The privilege of a lifetime is being who you are. – Joseph Campbell
Most people – probably even you – would agree with a truth that they are unrepeatable. Nobody on this earth – alive, dead, not born yet – is exactly like them, has been or will be again.
They would nod enthusiastically at another truth that they are indeed unique, one of a kind, 100% unrivalled by any other human being.
What an honour!
A privilege.
To be alive and never take it for granted that no other being can do you better than you can.
Crazy!
It can’t be right, surely?
If that really were truth then there is no reason that you could possibly come up with for you to not be who you are. No excuse would cut it.
So why then do we misuse our right to be a true version of who we are?
Why do we hesitate when we intuitively know that no other will ever come this way again who is going to pick up all the stuff we didn’t do, say or be?
Oh, wait a minute there moxie.
Out of everyone reading this, I’m blameless too!
I didn’t set out to squander away my right to be me.
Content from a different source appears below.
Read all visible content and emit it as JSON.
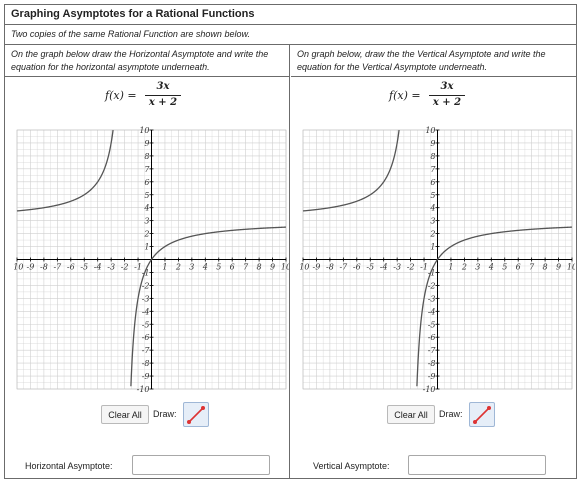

I didn’t actually plan on stepping back or allow fear, guilt, shame and regret – insert other nonsense – to keep me asleep. I didn’t intend to feel just not good enough, or compare, to sit down when it was my turn to stand up, or be what others expected, threatened, or told me to be.
I could have said at the time, ‘No, wait, I’m irreplaceable you know, I don’t want to do it this way, this is my way. See?’. But I didn’t. I didn’t want to risk it.
My truth is, I hadn’t a bloody clue what being who you really are meant. Not really.
I knew it felt good when I read it. Be. Who. You. Truly. Are. Maybe because being who you truly aren’t feels so fecking awful, tiring, grief-like or the that others had a secret that I wanted in on.
Each and every one us – you and I included – are free and have a lifetime open come-as-you-are invitation to go within, look, and enter a place that knows only peace, joy, happiness and joy.
But most of us don’t accept the invitation. Return to sender. Not known at this address. We turn away. But the invitation doesn’t disappear. It will sit unopened until you’re ready to RSVP.
(Aside: in my experience we do all say yes to the invitation eventually, it’s just a matter of time).
Each time I become aware that I am taking my life for granted: the days I am bored, restless, comparing, fearing, worrying, feeling badly about myself, I choose to remind myself – after I’m done with the whiplashes – that being who I truly am is love, compassion, understanding, forgiveness, safe, home, and simply … and okay.
I have no idea what your being who you are looks like for you, but don’t misuse your right to be what that is.
Now doesn’t come around again. Truth.